Here, we notice more easily the striking difference of learning speeds between Q-Learning and Actor-Critic. Actor-Critic initially learns quickly to get good returns, but deteriorates after the 50th episode; comparatively, the optimal Q-Learning agent learns slowly, but is caught up to the optimal Actor-Critic agent after 1000 episodes.

Additionally, we observe that the Q-Learning curve is less stable than the Actor-Critic curve. This is expected, and a known strength of Actor-Critic agents over Q-Learning agents.

#### **Conclusion**

In summary, we applied Q-Learning and Actor-Critic algorithms with linear function approximation to the cart-pole domain. We then tested various hyperparameters to assess their performance. The Q-Learning agents explored using $\epsilon$-greedy, while the Actor-Critic agents used Softmax exploration.

Our findings show that the Q-Learning algorithm with $\alpha = 1/8$ and $\epsilon = 0.01$ provided the best overall performance in terms of mean returns, although it was less stable than the Actor-Critic algorithm. In contrast, the Actor-Critic algorithm with $\alpha = 1/4$ achieved the highest mean returns and displayed faster initial learning, but its performance deteriorated over time.

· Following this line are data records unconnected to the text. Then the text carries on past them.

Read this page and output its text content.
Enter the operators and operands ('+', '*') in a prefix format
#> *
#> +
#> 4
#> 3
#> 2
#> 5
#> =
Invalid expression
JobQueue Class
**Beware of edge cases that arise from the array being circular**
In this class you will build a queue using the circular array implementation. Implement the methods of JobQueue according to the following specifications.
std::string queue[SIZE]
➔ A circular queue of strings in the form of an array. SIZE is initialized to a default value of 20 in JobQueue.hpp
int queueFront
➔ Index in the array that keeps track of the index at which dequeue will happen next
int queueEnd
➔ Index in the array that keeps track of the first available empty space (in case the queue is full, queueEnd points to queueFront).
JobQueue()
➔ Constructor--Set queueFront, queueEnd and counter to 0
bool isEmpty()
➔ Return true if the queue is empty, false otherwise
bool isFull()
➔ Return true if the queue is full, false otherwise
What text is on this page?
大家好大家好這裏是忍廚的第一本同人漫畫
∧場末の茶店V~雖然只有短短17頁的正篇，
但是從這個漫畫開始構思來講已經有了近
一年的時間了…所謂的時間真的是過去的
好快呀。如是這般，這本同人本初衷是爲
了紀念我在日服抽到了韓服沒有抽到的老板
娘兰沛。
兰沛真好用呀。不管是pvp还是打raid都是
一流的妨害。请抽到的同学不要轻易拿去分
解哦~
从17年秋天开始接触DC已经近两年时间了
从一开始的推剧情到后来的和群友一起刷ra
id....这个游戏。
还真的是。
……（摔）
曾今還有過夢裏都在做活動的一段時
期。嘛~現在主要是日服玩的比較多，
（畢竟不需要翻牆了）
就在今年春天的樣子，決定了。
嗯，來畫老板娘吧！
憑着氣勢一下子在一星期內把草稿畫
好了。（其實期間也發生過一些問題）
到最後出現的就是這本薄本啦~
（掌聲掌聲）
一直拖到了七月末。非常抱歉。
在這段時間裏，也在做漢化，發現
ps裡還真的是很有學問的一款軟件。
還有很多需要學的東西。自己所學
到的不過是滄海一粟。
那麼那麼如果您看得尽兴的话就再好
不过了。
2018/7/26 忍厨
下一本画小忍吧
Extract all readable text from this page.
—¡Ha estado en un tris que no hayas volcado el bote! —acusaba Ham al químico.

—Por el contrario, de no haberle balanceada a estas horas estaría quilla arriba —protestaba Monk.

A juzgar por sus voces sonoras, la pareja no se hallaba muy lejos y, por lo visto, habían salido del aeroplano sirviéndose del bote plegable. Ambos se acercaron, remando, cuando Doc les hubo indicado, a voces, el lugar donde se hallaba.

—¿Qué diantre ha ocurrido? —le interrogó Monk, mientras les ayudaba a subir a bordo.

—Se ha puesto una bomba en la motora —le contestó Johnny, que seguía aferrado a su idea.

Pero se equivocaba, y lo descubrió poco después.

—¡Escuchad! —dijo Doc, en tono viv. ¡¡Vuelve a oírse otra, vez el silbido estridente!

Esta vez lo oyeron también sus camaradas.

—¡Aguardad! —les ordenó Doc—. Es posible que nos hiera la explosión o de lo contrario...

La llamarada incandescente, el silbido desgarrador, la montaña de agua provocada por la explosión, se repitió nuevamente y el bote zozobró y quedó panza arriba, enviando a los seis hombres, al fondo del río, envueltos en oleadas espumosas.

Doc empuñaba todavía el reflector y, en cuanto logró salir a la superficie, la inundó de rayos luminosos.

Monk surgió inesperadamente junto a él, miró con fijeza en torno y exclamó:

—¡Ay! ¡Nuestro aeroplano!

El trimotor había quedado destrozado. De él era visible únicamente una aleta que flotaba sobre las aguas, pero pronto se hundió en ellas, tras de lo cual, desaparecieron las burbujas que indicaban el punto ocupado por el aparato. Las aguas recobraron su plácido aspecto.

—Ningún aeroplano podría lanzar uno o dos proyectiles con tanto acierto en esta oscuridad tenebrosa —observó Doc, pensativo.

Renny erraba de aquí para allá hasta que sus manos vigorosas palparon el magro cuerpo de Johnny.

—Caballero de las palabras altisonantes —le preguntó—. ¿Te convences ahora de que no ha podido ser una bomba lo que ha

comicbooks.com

Comparing the two algorithms, we note that Actor-Critic agents learn more quickly at the beginning and have more consistent performance than Q-Learning agents. This is because Actor-Critic agents use a value function and a policy function to learn a better representation of the environment and exploit it more efficiently. In contrast, Q-Learning agents rely solely on a value function, which can lead to instability issues, particularly when using function approximation.